En buena lógica política, hay que distinguir la legitimidad de origen y la de ejercicio. Un Gobierno se considera genuino cuando llega al poder con los votos necesarios del juego parlamentario. Pero, una vez instalado, redobla su legitimidad cuando gestiona con acierto la cosa pública. Si ese ejercicio del poder no diera la talla de una forma automática, el Gobierno debe someterse a una moción de censura o, antes que eso, sencillamente, tiene que dimitir. En tal caso, lo elegante y sensato es que el presidente del Gobierno convoque elecciones generales. Se podría dedicar, entonces, a pulir su tesis doctoral.
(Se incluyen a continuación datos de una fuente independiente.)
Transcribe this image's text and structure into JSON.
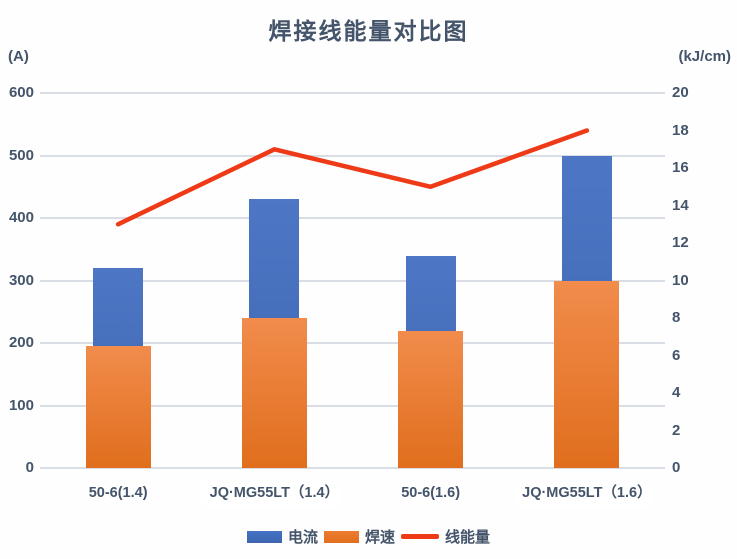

Pues bien, el actual Gobierno (una heteróclita conjunción de mediocres socialistas, comunistas dislocados y separatistas compungidos) no ha podido gestionar peor la pandemia del virus chino. Su incidencia en España es la más alta de Europa, o una de las más altas. La desinformación sobre el particular ha llegado a extremos de ridículo. El dislate es aún mayor respecto a la hecatombe económica subsiguiente. El desmoronamiento del empleo en España es el más agudo de los países occidentales, y eso que la cosa no ha hecho más que empezar.

Así pues, se impone que el Gobierno renuncie al mando, no sin antes pedir perdón de la forma más solemne posible. No entiendo mucho de la técnica parlamentaria, pero el sentido común me dice que sería bueno que el doctor Sánchez cediera los trastos a una especie de Gobierno provisional en un plazo perentorio. Habría que evitar todo lo posible las onerosas campañas de propaganda. Dada la penosa situación sanitaria, los comicios tendrían que descansar en el voto por correo y alguna forma inteligente y segura del voto informático.

Avanzo este presagio: si la consulta electoral la ganara otra vez la conjunción de socialistas, comunistas y separatistas, serían los últimos comicios que iba a haber en España. Sería bueno que las ganara una derecha sin complejos (en el sentido que da a esta expresión Luis del Pino), cosa que, por otra parte, no la veo muy factible. La derecha en España siempre ha estado muy dividida.

Suponiendo un resultado sensato, lo primero que debería impulsar el nuevo Gobierno es un nuevo texto constitucional, pues el actual hace agua por todas partes. En la comisión redactora correspondiente, no tendrían que destacar tanto los abogados o los políticos en ejercicio, como ha sido la costumbre inveterada desde 1812. En contra de esa larga tradición histórica, se impone un texto escueto, susceptible de enmendarse con facilidad. Las normas electorales se pueden dejar para una ley electoral con distintos reglamentos. Si por mí fuera (y conmigo millones de españoles), los partidos políticos deberían responder a un principio elemental: tienen que dejar claro que representan expresamente a todos los españoles. Los que no cumplieran tal condición podrían constituirse como grupos de influencia, sin salirse de la ley.

Se me dirá que me apunto a la tradición de los arbitristas, los que proponían a los reyes de antaño soluciones fantasiosas, taumatúrgicas. Se recuerda, por ejemplo, la que imaginaba hacer navegable el Tajo, con esclusas, desde Lisboa hasta Madrid.

Puede que mi artículo se acomode a la tradición literaria que digo. La prueba por anticipado es que la realidad que me figuro yo no la veré. Pero no por eso voy a dejarla en el tintero.